The bill is scheduled to be heard at 2 p.m. in the Senate Finance Committee on Tuesday, Feb. 25.

The biggest change in the bill would make the PERA board of directors a local public body for the purposes of open meeting laws. It also would limit the terms that board members could serve to no more than two consecutive four-year terms, clarify how term limits apply in the case of vacancy, and requires the board to immediately begin conducting their meetings in public and according to all open meetings laws.

The meeting change would require the board to post and regularly maintain and update the PERA website with the following information:

  • The notice with specific agenda information, if available, for the board’s next public meeting;
  • The policy for and process by which a member of the public may participate in any public meeting of the board;
  • A link or other means of public access to the records of past public meetings of the board; and
  • The official email address of the board

Also, beginning on Jan. 1, 2026 the board would be required to post certain financial information on their website on or before the first day of the new calendar year.

Finally, it clarifies that, while the board may delegate matters of day-to-day administration of the association to the executive director or other individuals, the board must retain authority and responsibility for the overall management of the association.

PERA’s ongoing problems

PERA has long been a controversial topic in Colorado. It has not been “fully funded” for decades because of past mismanagement, poor investments, and what are known as “defined benefit” plans, which guarantee set retirement benefits regardless of how much money retirees paid into the system.

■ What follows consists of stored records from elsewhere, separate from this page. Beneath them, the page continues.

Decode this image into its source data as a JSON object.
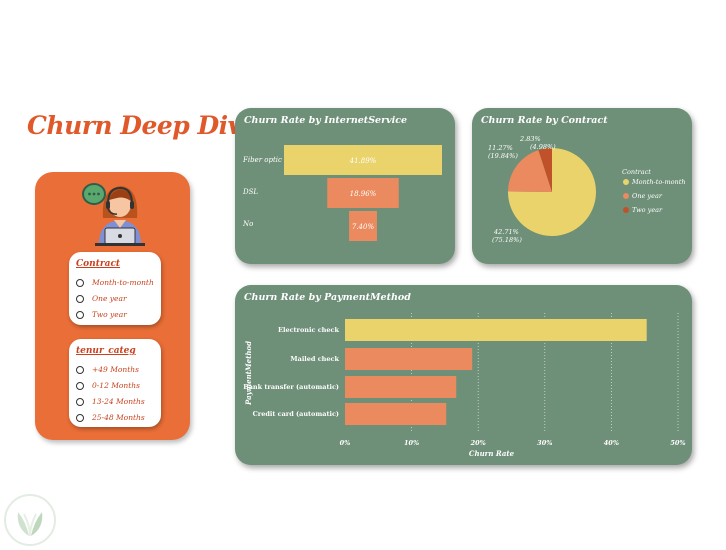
{
  "page_title": "Churn Deep Dive",
  "slicers": {
    "contract": {
      "title": "Contract",
      "options": [
        "Month-to-month",
        "One year",
        "Two year"
      ]
    },
    "tenure": {
      "title": "tenur_categ",
      "options": [
        "+49 Months",
        "0-12 Months",
        "13-24 Months",
        "25-48 Months"
      ]
    }
  },
  "colors": {
    "accent": "#e0592a",
    "panel": "#ea6e37",
    "card": "#6e8f78",
    "yellow": "#e9d36a",
    "salmon": "#ea8a5e",
    "brown": "#c0522a"
  },
  "chart_data": [
    {
      "type": "bar",
      "orientation": "funnel",
      "title": "Churn Rate by InternetService",
      "categories": [
        "Fiber optic",
        "DSL",
        "No"
      ],
      "values": [
        41.89,
        18.96,
        7.4
      ],
      "labels": [
        "41.89%",
        "18.96%",
        "7.40%"
      ]
    },
    {
      "type": "pie",
      "title": "Churn Rate by Contract",
      "legend_title": "Contract",
      "legend_position": "right",
      "slices": [
        {
          "name": "Month-to-month",
          "value": 42.71,
          "label1": "42.71%",
          "label2": "(75.18%)"
        },
        {
          "name": "One year",
          "value": 11.27,
          "label1": "11.27%",
          "label2": "(19.84%)"
        },
        {
          "name": "Two year",
          "value": 2.83,
          "label1": "2.83%",
          "label2": "(4.98%)"
        }
      ]
    },
    {
      "type": "bar",
      "orientation": "horizontal",
      "title": "Churn Rate by PaymentMethod",
      "ylabel": "PaymentMethod",
      "xlabel": "Churn Rate",
      "categories": [
        "Electronic check",
        "Mailed check",
        "Bank transfer (automatic)",
        "Credit card (automatic)"
      ],
      "values": [
        45.3,
        19.1,
        16.7,
        15.2
      ],
      "xlim": [
        0,
        50
      ],
      "xticks": [
        "0%",
        "10%",
        "20%",
        "30%",
        "40%",
        "50%"
      ],
      "grid": true
    }
  ]
}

The current estimate by the PERA board for when it might be fully funded isn’t until 2048.

According to Joshua Sharf, a member of the legislature’s Pension Review Subcommittee, PERA’s 2023 investment returns were not good.

“PERA lost 13.4 percent, leaving its division trust funds 69.9 percent funded at the end of the year, yet claimed during the subcommittee meeting that it remains on track for full funding by 2048,” said Sharf, noting that in 2024 the outlook was not much brighter.

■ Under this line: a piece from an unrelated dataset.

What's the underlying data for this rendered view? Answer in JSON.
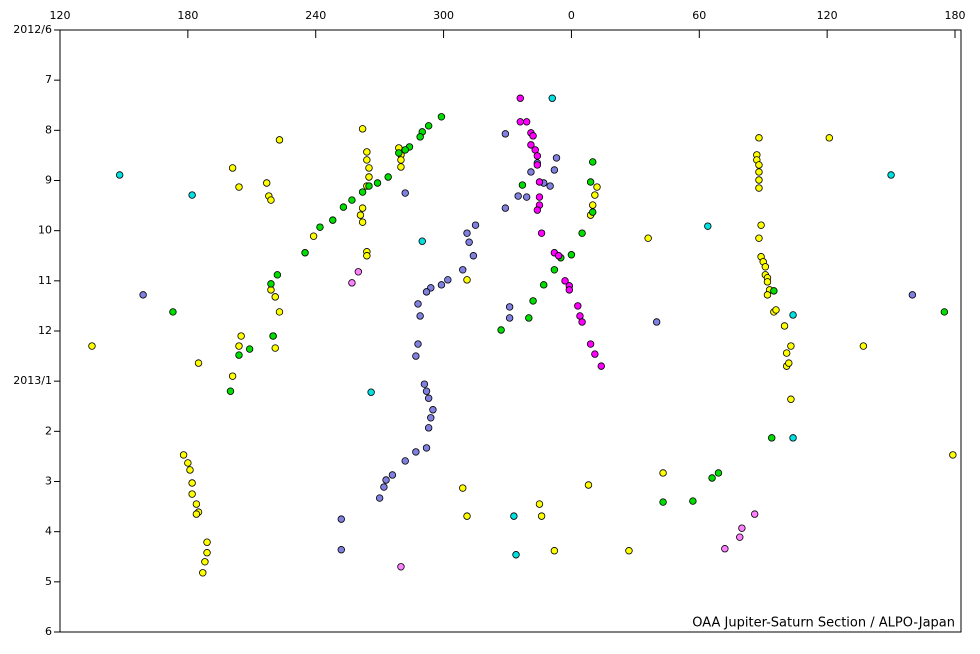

“Not only is the annual actuarial Signal Light report less optimistic than last year, an independent audit of that report using a more rigorous and realistic methodology gives even more cause for concern,” he wrote in a Complete Colorado opinion piece.

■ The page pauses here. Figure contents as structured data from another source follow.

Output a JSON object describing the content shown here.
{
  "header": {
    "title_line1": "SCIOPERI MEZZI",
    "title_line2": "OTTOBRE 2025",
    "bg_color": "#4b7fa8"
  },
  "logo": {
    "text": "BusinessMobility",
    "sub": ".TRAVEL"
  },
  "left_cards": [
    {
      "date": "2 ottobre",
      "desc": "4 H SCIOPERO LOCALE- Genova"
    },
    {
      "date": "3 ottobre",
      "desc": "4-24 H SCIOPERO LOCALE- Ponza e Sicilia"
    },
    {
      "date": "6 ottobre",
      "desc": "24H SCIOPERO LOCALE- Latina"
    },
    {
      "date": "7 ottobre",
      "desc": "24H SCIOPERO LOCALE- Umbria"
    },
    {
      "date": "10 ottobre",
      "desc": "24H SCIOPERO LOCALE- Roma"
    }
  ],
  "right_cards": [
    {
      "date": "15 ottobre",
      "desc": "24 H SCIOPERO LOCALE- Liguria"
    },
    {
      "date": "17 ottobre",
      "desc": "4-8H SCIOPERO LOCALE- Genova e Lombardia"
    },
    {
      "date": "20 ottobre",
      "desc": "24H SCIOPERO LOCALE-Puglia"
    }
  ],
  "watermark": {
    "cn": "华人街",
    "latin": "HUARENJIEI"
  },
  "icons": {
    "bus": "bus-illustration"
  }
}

Sharf noted in his report that every few years, the state conducts an audit of the report, which makes sure that the actuary who completed the report has faithfully implemented methodology, and accurately applied assumptions and correctly calculated the results.

“It almost always results in a clean bill of health because it never questions the validity of the actuary’s approach,” Sharf said.

However, in 2024, the subcommittee decided to ask a second set of eyes on the auditing and the results were “enlightening,” continued Sharf.

The firm hired by the committee, PNYX, estimates PERA’s long-term returns at 6.71 percent, more than half a percent lower than its 7.25 percent assumption, resulting in a nearly 16 percent higher liability, and a nearly 6.5 percent higher unfunded liability.

At this rate, the odds of being fully funded by 2048 are just at 50-50, according to PNYX.

Sharf concurred with Garcia-Sander on the need for reform, adding that Kolker was on the oversight subcommittee for a while, and the transparency talk came up frequently, so he wasn’t surprised Kolker was on the bill.

“I think they want to make sure that their membership is aware of stuff and make it easier to mobilize, and have fewer hurdles for the public to cross to get information.”

Garcia-Sander added that despite arguments that PERA is not a public entity, it uses and invests public dollars, so it should be treated a public entity, and thus be accountable and available to their members.

“My friend just wanted to talk to someone about what the investments were and why her insurance was going up so high, and she couldn’t get anyone to talk to her.”